Kepala Bidang Humas Polda Riau Kombes Pol Anom Karibianto membenarkan kejadian tersebut. Ia menyampaikan bahwa tahanan yang melarikan diri berinisial H dan merupakan tersangka kasus pencurian dengan pemberatan.
“Benar, seorang tahanan berinisial H melarikan diri. Yang bersangkutan merupakan tersangka dalam perkara pencurian dengan pemberatan,” ujar Kombes Anom Karibianto dalam keterangan tertulis, Kamis (18/12/2025).
Menurut Anom, sebelum kejadian, tersangka H bersama dua tahanan lainnya dibawa dari ruang tahanan Satuan Tahanan dan Barang Bukti (Sat Tahti) menuju Ruang Unit I Pidana Umum (Pidum) Satreskrim Polres Rokan Hilir untuk menjalani pemeriksaan, dengan pengawalan petugas.
Saat berada di ruang pemeriksaan, tersangka H meminta izin kepada petugas untuk menggunakan kamar mandi.
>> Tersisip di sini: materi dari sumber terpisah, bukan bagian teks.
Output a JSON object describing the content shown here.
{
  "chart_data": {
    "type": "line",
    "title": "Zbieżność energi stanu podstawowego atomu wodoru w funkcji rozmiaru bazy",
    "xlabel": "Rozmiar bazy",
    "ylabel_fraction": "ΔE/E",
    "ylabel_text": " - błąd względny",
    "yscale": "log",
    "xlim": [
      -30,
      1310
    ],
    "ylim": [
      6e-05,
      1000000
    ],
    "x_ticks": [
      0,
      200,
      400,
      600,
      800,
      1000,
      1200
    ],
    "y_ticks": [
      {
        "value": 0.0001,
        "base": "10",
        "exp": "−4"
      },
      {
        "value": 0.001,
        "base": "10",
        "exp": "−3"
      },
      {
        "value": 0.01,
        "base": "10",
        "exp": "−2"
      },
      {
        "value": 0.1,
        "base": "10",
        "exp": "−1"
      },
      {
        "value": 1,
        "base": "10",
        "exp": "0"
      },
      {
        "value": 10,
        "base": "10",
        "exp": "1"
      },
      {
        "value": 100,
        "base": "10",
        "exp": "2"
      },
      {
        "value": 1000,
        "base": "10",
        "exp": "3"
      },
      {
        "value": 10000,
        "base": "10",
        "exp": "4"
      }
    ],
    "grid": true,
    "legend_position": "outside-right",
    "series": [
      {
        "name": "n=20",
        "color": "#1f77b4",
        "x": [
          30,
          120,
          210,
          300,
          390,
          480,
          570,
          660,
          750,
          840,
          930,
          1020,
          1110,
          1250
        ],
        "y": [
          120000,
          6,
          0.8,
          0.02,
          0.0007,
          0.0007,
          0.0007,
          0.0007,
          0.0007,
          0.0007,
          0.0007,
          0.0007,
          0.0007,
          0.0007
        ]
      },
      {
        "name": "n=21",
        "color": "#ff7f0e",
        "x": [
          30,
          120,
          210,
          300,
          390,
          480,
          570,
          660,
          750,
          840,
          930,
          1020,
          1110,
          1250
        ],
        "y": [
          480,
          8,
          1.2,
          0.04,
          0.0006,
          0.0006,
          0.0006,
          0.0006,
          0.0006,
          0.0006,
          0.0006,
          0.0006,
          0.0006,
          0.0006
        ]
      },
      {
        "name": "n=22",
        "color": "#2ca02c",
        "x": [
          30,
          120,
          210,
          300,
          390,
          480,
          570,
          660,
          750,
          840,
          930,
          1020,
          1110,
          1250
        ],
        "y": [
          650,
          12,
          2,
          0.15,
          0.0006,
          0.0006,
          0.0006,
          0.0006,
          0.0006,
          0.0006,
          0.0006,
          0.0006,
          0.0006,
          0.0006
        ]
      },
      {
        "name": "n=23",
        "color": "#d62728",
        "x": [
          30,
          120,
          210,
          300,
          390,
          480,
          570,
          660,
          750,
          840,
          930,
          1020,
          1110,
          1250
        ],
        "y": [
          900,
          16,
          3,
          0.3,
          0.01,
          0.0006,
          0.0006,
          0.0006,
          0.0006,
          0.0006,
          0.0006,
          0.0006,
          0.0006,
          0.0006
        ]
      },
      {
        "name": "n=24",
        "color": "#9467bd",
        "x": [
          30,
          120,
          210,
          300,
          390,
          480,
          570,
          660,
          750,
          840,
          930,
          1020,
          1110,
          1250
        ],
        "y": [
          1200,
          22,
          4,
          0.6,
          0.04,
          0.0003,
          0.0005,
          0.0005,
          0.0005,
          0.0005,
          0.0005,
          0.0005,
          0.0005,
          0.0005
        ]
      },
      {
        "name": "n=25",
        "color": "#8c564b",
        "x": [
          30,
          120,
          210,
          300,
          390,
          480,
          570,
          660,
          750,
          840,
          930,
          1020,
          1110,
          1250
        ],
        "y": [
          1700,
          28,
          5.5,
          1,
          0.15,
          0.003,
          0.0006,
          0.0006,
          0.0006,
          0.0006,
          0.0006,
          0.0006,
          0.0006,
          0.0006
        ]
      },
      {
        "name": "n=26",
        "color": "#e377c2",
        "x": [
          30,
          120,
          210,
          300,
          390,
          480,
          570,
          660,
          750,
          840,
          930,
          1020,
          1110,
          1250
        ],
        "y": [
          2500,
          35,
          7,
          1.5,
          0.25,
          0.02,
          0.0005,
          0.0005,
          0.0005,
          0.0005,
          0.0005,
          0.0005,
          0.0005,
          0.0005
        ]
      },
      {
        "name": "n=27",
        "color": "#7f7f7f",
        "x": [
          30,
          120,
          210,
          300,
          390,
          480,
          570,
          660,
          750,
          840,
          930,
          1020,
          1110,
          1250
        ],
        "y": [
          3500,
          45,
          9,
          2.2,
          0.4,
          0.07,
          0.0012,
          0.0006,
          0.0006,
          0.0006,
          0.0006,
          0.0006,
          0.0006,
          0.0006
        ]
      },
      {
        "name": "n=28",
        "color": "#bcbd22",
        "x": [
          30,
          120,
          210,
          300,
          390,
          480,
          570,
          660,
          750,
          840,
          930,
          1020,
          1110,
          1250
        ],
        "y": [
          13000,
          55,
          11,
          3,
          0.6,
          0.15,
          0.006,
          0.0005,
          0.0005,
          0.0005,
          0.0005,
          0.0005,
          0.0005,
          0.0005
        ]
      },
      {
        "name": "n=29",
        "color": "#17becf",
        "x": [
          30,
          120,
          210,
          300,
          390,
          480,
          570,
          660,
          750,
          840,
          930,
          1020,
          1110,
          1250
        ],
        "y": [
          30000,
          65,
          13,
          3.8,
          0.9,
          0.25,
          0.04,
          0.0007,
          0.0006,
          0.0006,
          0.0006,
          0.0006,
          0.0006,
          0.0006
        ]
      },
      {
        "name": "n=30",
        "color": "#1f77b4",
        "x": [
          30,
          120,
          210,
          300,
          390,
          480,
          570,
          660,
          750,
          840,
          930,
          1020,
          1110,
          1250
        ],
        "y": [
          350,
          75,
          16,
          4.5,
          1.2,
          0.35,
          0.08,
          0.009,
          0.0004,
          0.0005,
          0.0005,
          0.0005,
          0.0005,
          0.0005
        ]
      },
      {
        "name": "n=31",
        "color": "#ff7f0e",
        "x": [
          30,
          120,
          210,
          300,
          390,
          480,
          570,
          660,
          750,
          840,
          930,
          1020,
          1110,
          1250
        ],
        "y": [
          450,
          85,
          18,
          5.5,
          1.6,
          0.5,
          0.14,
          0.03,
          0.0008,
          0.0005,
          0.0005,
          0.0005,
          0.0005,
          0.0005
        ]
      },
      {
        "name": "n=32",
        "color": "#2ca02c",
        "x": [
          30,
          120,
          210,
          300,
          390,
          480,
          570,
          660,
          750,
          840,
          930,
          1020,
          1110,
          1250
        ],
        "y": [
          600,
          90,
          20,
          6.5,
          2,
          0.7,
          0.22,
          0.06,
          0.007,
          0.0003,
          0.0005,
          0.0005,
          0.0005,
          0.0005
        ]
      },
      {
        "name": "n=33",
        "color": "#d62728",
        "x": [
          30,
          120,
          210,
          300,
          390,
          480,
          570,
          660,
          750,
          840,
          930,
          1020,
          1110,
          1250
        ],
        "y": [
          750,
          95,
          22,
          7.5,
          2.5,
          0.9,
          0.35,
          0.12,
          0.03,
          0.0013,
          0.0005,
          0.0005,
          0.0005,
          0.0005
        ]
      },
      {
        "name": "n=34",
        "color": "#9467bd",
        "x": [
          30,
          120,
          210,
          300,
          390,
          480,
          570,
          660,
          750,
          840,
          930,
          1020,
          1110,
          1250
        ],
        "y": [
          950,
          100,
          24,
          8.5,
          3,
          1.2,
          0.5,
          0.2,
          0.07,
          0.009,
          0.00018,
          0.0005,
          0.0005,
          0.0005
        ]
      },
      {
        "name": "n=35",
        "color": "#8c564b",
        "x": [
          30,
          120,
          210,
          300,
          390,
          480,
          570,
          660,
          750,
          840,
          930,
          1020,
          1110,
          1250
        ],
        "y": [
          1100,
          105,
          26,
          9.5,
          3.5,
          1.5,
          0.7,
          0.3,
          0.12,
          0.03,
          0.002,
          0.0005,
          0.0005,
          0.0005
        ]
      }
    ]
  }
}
Namun, setelah beberapa waktu, yang bersangkutan tidak kembali dan tidak merespons saat dipanggil oleh petugas.
Petugas kemudian melakukan pengecekan ke kamar mandi dan mendapati tersangka H sudah tidak berada di lokasi. Dari hasil pemeriksaan awal, diketahui bahwa tersangka melarikan diri melalui jendela kamar mandi.
“Petugas menemukan jendela kamar mandi dalam kondisi terbuka serta pakaian tahanan yang ditinggalkan di tempat,” jelas Anom.
Pasca kejadian tersebut, Polres Rokan Hilir bersama Polda Riau langsung melakukan pencarian intensif terhadap tersangka yang melarikan diri. Selain itu, kepolisian juga melakukan pemeriksaan terhadap sejumlah saksi serta pendalaman terkait prosedur pengamanan yang diterapkan saat kejadian.
“Langkah-langkah kepolisian telah dilakukan, mulai dari pencarian terhadap yang bersangkutan hingga evaluasi menyeluruh terhadap sistem pengamanan,” tambahnya.
Anom menegaskan bahwa Polda Riau berkomitmen menangani peristiwa ini secara profesional dan transparan. Evaluasi internal terhadap personel dan mekanisme pengamanan juga akan dilakukan guna mencegah kejadian serupa terulang di kemudian hari.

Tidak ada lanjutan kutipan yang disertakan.